MARTIN: I'll ask you to do one more song, if you could, for us. What do you want to play for us?

Mr. DESSER: This is an unusual song from my record before this one, and it's a romantic, bear-attack story.

MARTIN: This is from "Elk-Lake Serenade," right?

Mr. DESSER: Yeah, yeah.

MARTIN: And the song is called "Killbear."

Mr. DESSER: Yeah.

(Soundbite of song "Killbear")

Mr. DESSER: (Singing) The afternoon light Was reaching down to the site, As my old love stared Into the fire with her new love there, Camping up north, the same place we shared.

Behind the van, They heard the crashing of land. And they looked to see A grizzly bear lurking amongst the trees, Searching their ground for something to eat.

From what I'm told, My old love just froze, But her man got scared. He started to run, thinking she had begun, But he left her there, alone in the woods with the bear.

So the bear, all surprised, Looked right into her eyes, And decided that She was its prey or some kind of threat. So it followed its instincts to deal with it.

It charged up towards her, and stopped just before her, And stood up high. Swiped at her shoulder and dragged her by the torso Around the site. And that's how my old love died.

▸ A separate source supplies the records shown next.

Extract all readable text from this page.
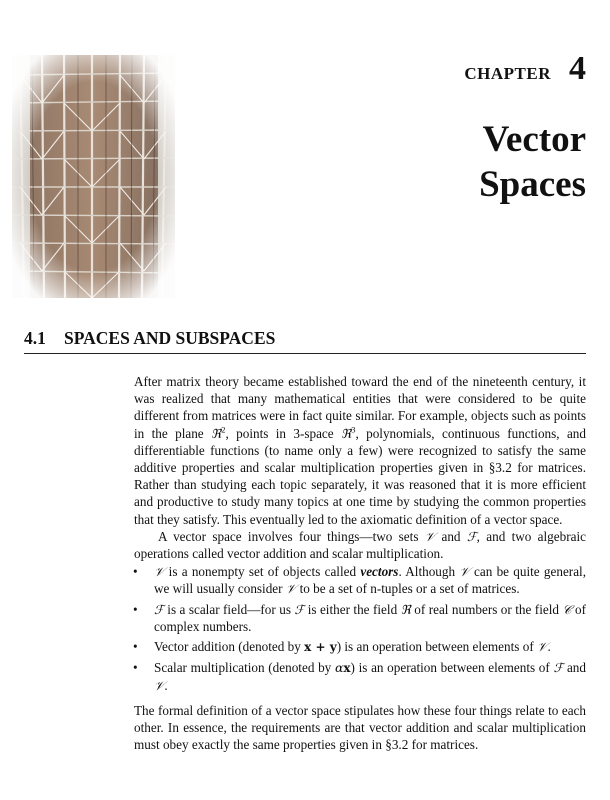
CHAPTER 4
Vector
Spaces
4.1 SPACES AND SUBSPACES

After matrix theory became established toward the end of the nineteenth century, it was realized that many mathematical entities that were considered to be quite different from matrices were in fact quite similar. For example, objects such as points in the plane ℜ$^2$, points in 3-space ℜ$^3$, polynomials, continuous functions, and differentiable functions (to name only a few) were recognized to satisfy the same additive properties and scalar multiplication properties given in §3.2 for matrices. Rather than studying each topic separately, it was reasoned that it is more efficient and productive to study many topics at one time by studying the common properties that they satisfy. This eventually led to the axiomatic definition of a vector space.

A vector space involves four things—two sets 𝒱 and ℱ, and two algebraic operations called vector addition and scalar multiplication.

• 𝒱 is a nonempty set of objects called vectors. Although 𝒱 can be quite general, we will usually consider 𝒱 to be a set of n-tuples or a set of matrices.
• ℱ is a scalar field—for us ℱ is either the field ℜ of real numbers or the field 𝒞 of complex numbers.
• Vector addition (denoted by x + y) is an operation between elements of 𝒱.
• Scalar multiplication (denoted by αx) is an operation between elements of ℱ and 𝒱.

The formal definition of a vector space stipulates how these four things relate to each other. In essence, the requirements are that vector addition and scalar multiplication must obey exactly the same properties given in §3.2 for matrices.
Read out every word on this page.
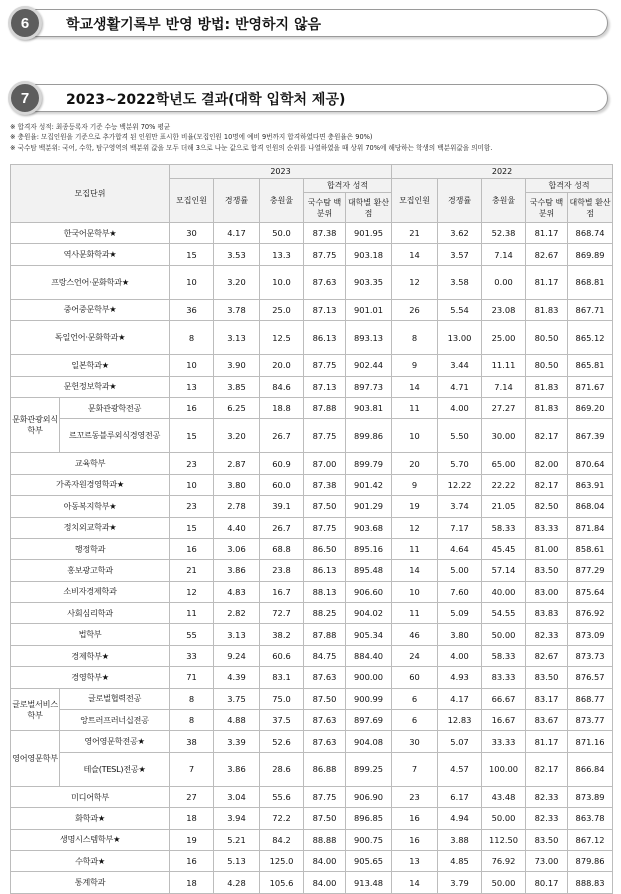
6	학교생활기록부 반영 방법: 반영하지 않음
7	2023~2022학년도 결과(대학 입학처 제공)
※ 합격자 성적: 최종등록자 기준 수능 백분위 70% 평균
※ 충원율: 모집인원을 기준으로 추가합격 된 인원만 표시한 비율(모집인원 10명에 예비 9번까지 합격하였다면 충원율은 90%)
※ 국수탐 백분위: 국어, 수학, 탐구영역의 백분위 값을 모두 더해 3으로 나눈 값으로 합격 인원의 순위를 나열하였을 때 상위 70%에 해당하는 학생의 백분위값을 의미함.
모집단위		2023					2022				
		모집인원	경쟁률	충원율	합격자 성적		모집인원	경쟁률	충원율	합격자 성적	
					국수탐 백분위	대학별 환산점				국수탐 백분위	대학별 환산점
한국어문학부★		30	4.17	50.0	87.38	901.95	21	3.62	52.38	81.17	868.74
역사문화학과★		15	3.53	13.3	87.75	903.18	14	3.57	7.14	82.67	869.89
프랑스언어·문화학과★		10	3.20	10.0	87.63	903.35	12	3.58	0.00	81.17	868.81
중어중문학부★		36	3.78	25.0	87.13	901.01	26	5.54	23.08	81.83	867.71
독일언어·문화학과★		8	3.13	12.5	86.13	893.13	8	13.00	25.00	80.50	865.12
일본학과★		10	3.90	20.0	87.75	902.44	9	3.44	11.11	80.50	865.81
문헌정보학과★		13	3.85	84.6	87.13	897.73	14	4.71	7.14	81.83	871.67
문화관광외식학부	문화관광학전공	16	6.25	18.8	87.88	903.81	11	4.00	27.27	81.83	869.20
	르꼬르동블루외식경영전공	15	3.20	26.7	87.75	899.86	10	5.50	30.00	82.17	867.39
교육학부		23	2.87	60.9	87.00	899.79	20	5.70	65.00	82.00	870.64
가족자원경영학과★		10	3.80	60.0	87.38	901.42	9	12.22	22.22	82.17	863.91
아동복지학부★		23	2.78	39.1	87.50	901.29	19	3.74	21.05	82.50	868.04
정치외교학과★		15	4.40	26.7	87.75	903.68	12	7.17	58.33	83.33	871.84
행정학과		16	3.06	68.8	86.50	895.16	11	4.64	45.45	81.00	858.61
홍보광고학과		21	3.86	23.8	86.13	895.48	14	5.00	57.14	83.50	877.29
소비자경제학과		12	4.83	16.7	88.13	906.60	10	7.60	40.00	83.00	875.64
사회심리학과		11	2.82	72.7	88.25	904.02	11	5.09	54.55	83.83	876.92
법학부		55	3.13	38.2	87.88	905.34	46	3.80	50.00	82.33	873.09
경제학부★		33	9.24	60.6	84.75	884.40	24	4.00	58.33	82.67	873.73
경영학부★		71	4.39	83.1	87.63	900.00	60	4.93	83.33	83.50	876.57
글로벌서비스학부	글로벌협력전공	8	3.75	75.0	87.50	900.99	6	4.17	66.67	83.17	868.77
	앙트러프러너십전공	8	4.88	37.5	87.63	897.69	6	12.83	16.67	83.67	873.77
영어영문학부	영어영문학전공★	38	3.39	52.6	87.63	904.08	30	5.07	33.33	81.17	871.16
	테슬(TESL)전공★	7	3.86	28.6	86.88	899.25	7	4.57	100.00	82.17	866.84
미디어학부		27	3.04	55.6	87.75	906.90	23	6.17	43.48	82.33	873.89
화학과★		18	3.94	72.2	87.50	896.85	16	4.94	50.00	82.33	863.78
생명시스템학부★		19	5.21	84.2	88.88	900.75	16	3.88	112.50	83.50	867.12
수학과★		16	5.13	125.0	84.00	905.65	13	4.85	76.92	73.00	879.86
통계학과		18	4.28	105.6	84.00	913.48	14	3.79	50.00	80.17	888.83
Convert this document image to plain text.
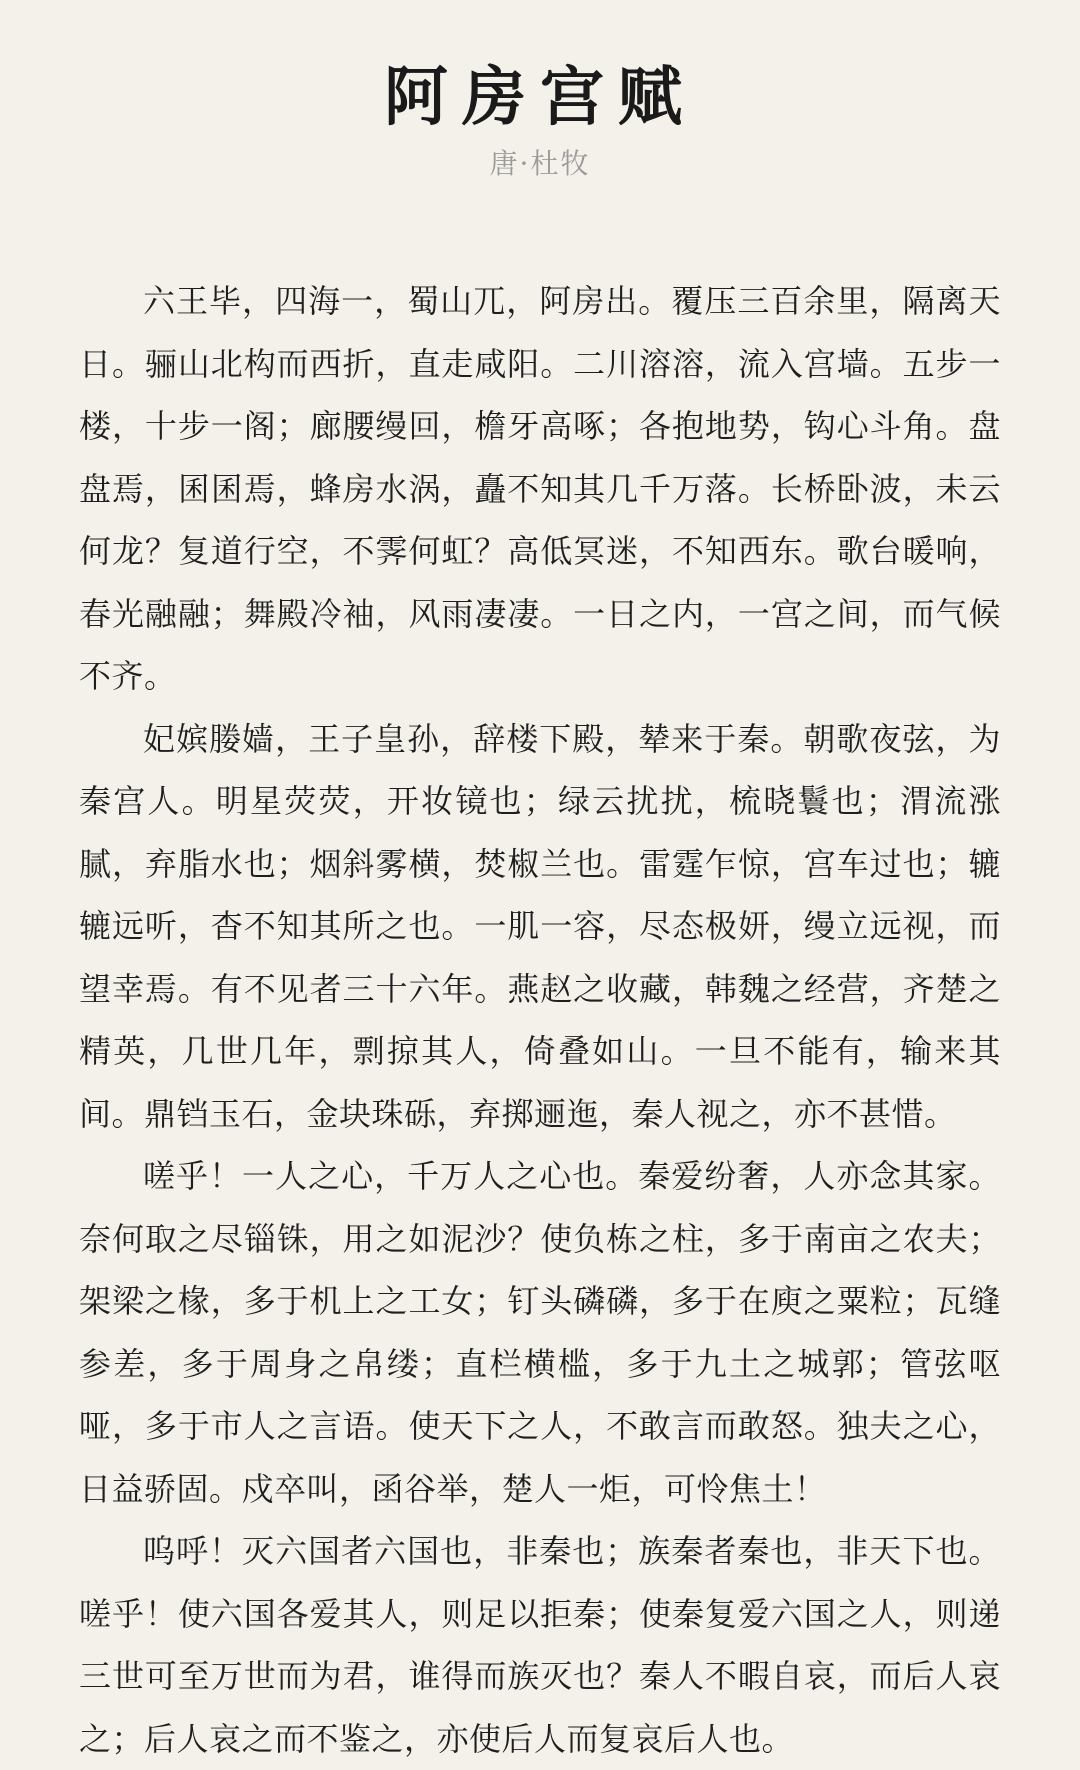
阿房宫赋
唐·杜牧

六王毕，四海一，蜀山兀，阿房出。覆压三百余里，隔离天日。骊山北构而西折，直走咸阳。二川溶溶，流入宫墙。五步一楼，十步一阁；廊腰缦回，檐牙高啄；各抱地势，钩心斗角。盘盘焉，囷囷焉，蜂房水涡，矗不知其几千万落。长桥卧波，未云何龙？复道行空，不霁何虹？高低冥迷，不知西东。歌台暖响，春光融融；舞殿冷袖，风雨凄凄。一日之内，一宫之间，而气候不齐。

妃嫔媵嫱，王子皇孙，辞楼下殿，辇来于秦。朝歌夜弦，为秦宫人。明星荧荧，开妆镜也；绿云扰扰，梳晓鬟也；渭流涨腻，弃脂水也；烟斜雾横，焚椒兰也。雷霆乍惊，宫车过也；辘辘远听，杳不知其所之也。一肌一容，尽态极妍，缦立远视，而望幸焉。有不见者三十六年。燕赵之收藏，韩魏之经营，齐楚之精英，几世几年，剽掠其人，倚叠如山。一旦不能有，输来其间。鼎铛玉石，金块珠砾，弃掷逦迤，秦人视之，亦不甚惜。

嗟乎！一人之心，千万人之心也。秦爱纷奢，人亦念其家。奈何取之尽锱铢，用之如泥沙？使负栋之柱，多于南亩之农夫；架梁之椽，多于机上之工女；钉头磷磷，多于在庾之粟粒；瓦缝参差，多于周身之帛缕；直栏横槛，多于九土之城郭；管弦呕哑，多于市人之言语。使天下之人，不敢言而敢怒。独夫之心，日益骄固。戍卒叫，函谷举，楚人一炬，可怜焦土！

呜呼！灭六国者六国也，非秦也；族秦者秦也，非天下也。嗟乎！使六国各爱其人，则足以拒秦；使秦复爱六国之人，则递三世可至万世而为君，谁得而族灭也？秦人不暇自哀，而后人哀之；后人哀之而不鉴之，亦使后人而复哀后人也。
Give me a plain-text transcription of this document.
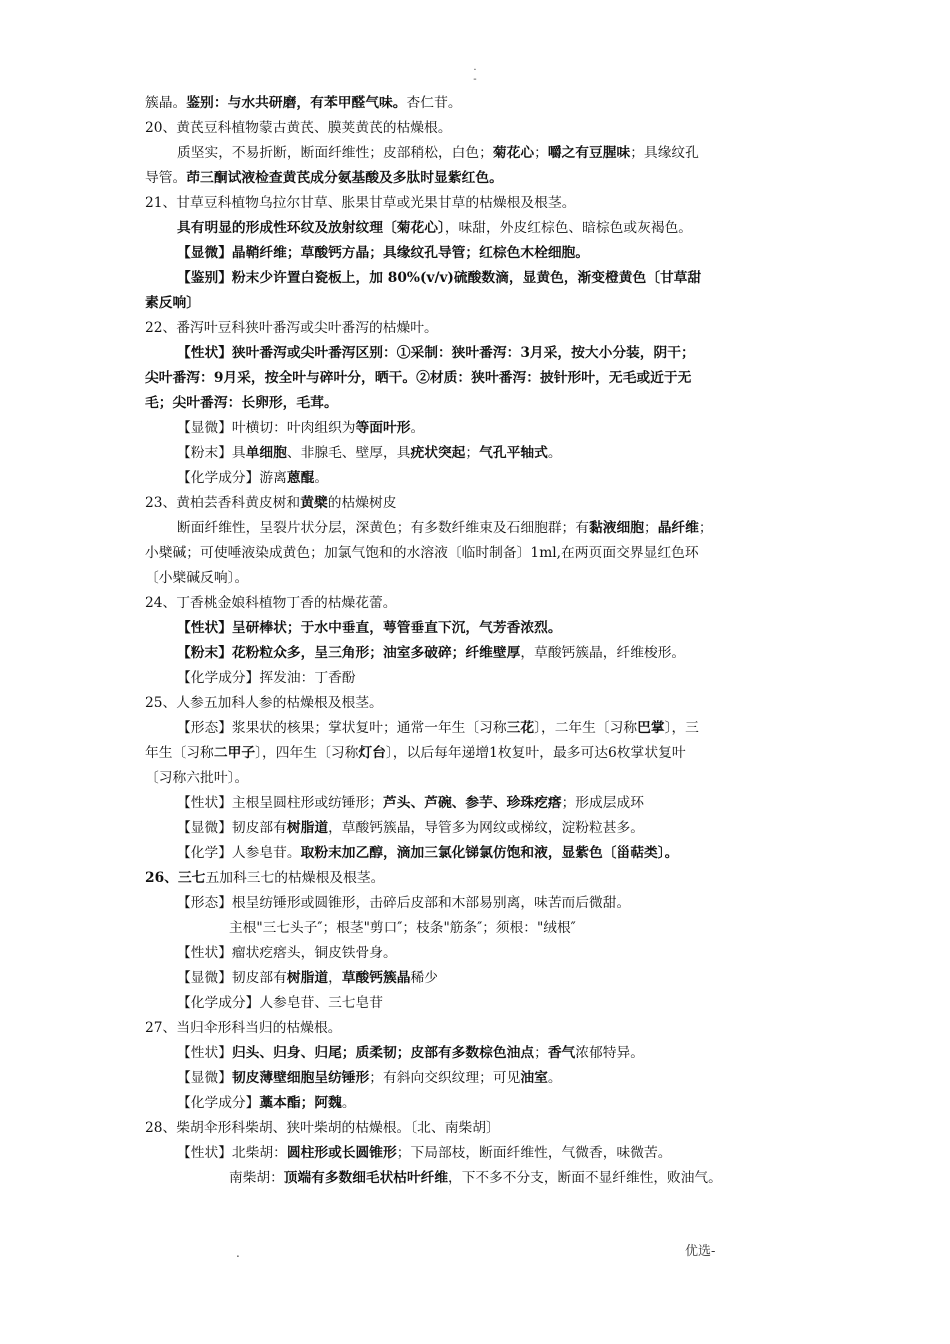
.
-
簇晶。鉴别：与水共研磨，有苯甲醛气味。杏仁苷。
20、黄芪豆科植物蒙古黄芪、膜荚黄芪的枯燥根。
质坚实，不易折断，断面纤维性；皮部稍松，白色；菊花心；嚼之有豆腥味；具缘纹孔
导管。茚三酮试液检查黄芪成分氨基酸及多肽时显紫红色。
21、甘草豆科植物乌拉尔甘草、胀果甘草或光果甘草的枯燥根及根茎。
具有明显的形成性环纹及放射纹理〔菊花心〕，味甜，外皮红棕色、暗棕色或灰褐色。
【显微】晶鞘纤维；草酸钙方晶；具缘纹孔导管；红棕色木栓细胞。
【鉴别】粉末少许置白瓷板上，加 80%(v/v)硫酸数滴，显黄色，渐变橙黄色〔甘草甜
素反响〕
22、番泻叶豆科狭叶番泻或尖叶番泻的枯燥叶。
【性状】狭叶番泻或尖叶番泻区别：①采制：狭叶番泻：3月采，按大小分装，阴干；
尖叶番泻：9月采，按全叶与碎叶分，晒干。②材质：狭叶番泻：披针形叶，无毛或近于无
毛；尖叶番泻：长卵形，毛茸。
【显微】叶横切：叶肉组织为等面叶形。
【粉末】具单细胞、非腺毛、壁厚，具疣状突起；气孔平轴式。
【化学成分】游离蒽醌。
23、黄柏芸香科黄皮树和黄檗的枯燥树皮
断面纤维性，呈裂片状分层，深黄色；有多数纤维束及石细胞群；有黏液细胞；晶纤维；
小檗碱；可使唾液染成黄色；加氯气饱和的水溶液〔临时制备〕1ml,在两页面交界显红色环
〔小檗碱反响〕。
24、丁香桃金娘科植物丁香的枯燥花蕾。
【性状】呈研棒状；于水中垂直，萼管垂直下沉，气芳香浓烈。
【粉末】花粉粒众多，呈三角形；油室多破碎；纤维壁厚，草酸钙簇晶，纤维梭形。
【化学成分】挥发油：丁香酚
25、人参五加科人参的枯燥根及根茎。
【形态】浆果状的核果；掌状复叶；通常一年生〔习称三花〕，二年生〔习称巴掌〕，三
年生〔习称二甲子〕，四年生〔习称灯台〕，以后每年递增1枚复叶，最多可达6枚掌状复叶
〔习称六批叶〕。
【性状】主根呈圆柱形或纺锤形；芦头、芦碗、参芋、珍珠疙瘩；形成层成环
【显微】韧皮部有树脂道，草酸钙簇晶，导管多为网纹或梯纹，淀粉粒甚多。
【化学】人参皂苷。取粉末加乙醇，滴加三氯化锑氯仿饱和液，显紫色〔甾萜类〕。
26、三七五加科三七的枯燥根及根茎。
【形态】根呈纺锤形或圆锥形，击碎后皮部和木部易别离，味苦而后微甜。
主根"三七头子″；根茎"剪口″；枝条"筋条″；须根："绒根″
【性状】瘤状疙瘩头，铜皮铁骨身。
【显微】韧皮部有树脂道，草酸钙簇晶稀少
【化学成分】人参皂苷、三七皂苷
27、当归伞形科当归的枯燥根。
【性状】归头、归身、归尾；质柔韧；皮部有多数棕色油点；香气浓郁特异。
【显微】韧皮薄壁细胞呈纺锤形；有斜向交织纹理；可见油室。
【化学成分】藁本酯；阿魏。
28、柴胡伞形科柴胡、狭叶柴胡的枯燥根。〔北、南柴胡〕
【性状】北柴胡：圆柱形或长圆锥形；下局部枝，断面纤维性，气微香，味微苦。
南柴胡：顶端有多数细毛状枯叶纤维，下不多不分支，断面不显纤维性，败油气。
.	优选-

If I'd been there, I wouldn't have run from the bear. That's the worst mistake. I would've yelled and banged pots, And made sure that my love wasn't taken that way.

MARTIN: That was the song called "Killbear." It's off the album called "Elk-Lake Serenade." The new album is called "In Field & Town." Hayden, thank you very much for coming in to the BPP studios and playing songs for us. We appreciate it. Good luck with this year and the tour.

Mr. DESSER: Thanks. My pleasure. Thank you very much.

(Soundbite of music)

MARTIN: If you want to see more Hayden, go to our website. Check out video of his BPP in-studio performance. You know where it is,


And that is it for this hour of the BPP. We are always online at the place she just said. I'm Mike Pesca.

MARTIN: And I'm Rachel Martin. And this is the Bryant Park Project from NPR News.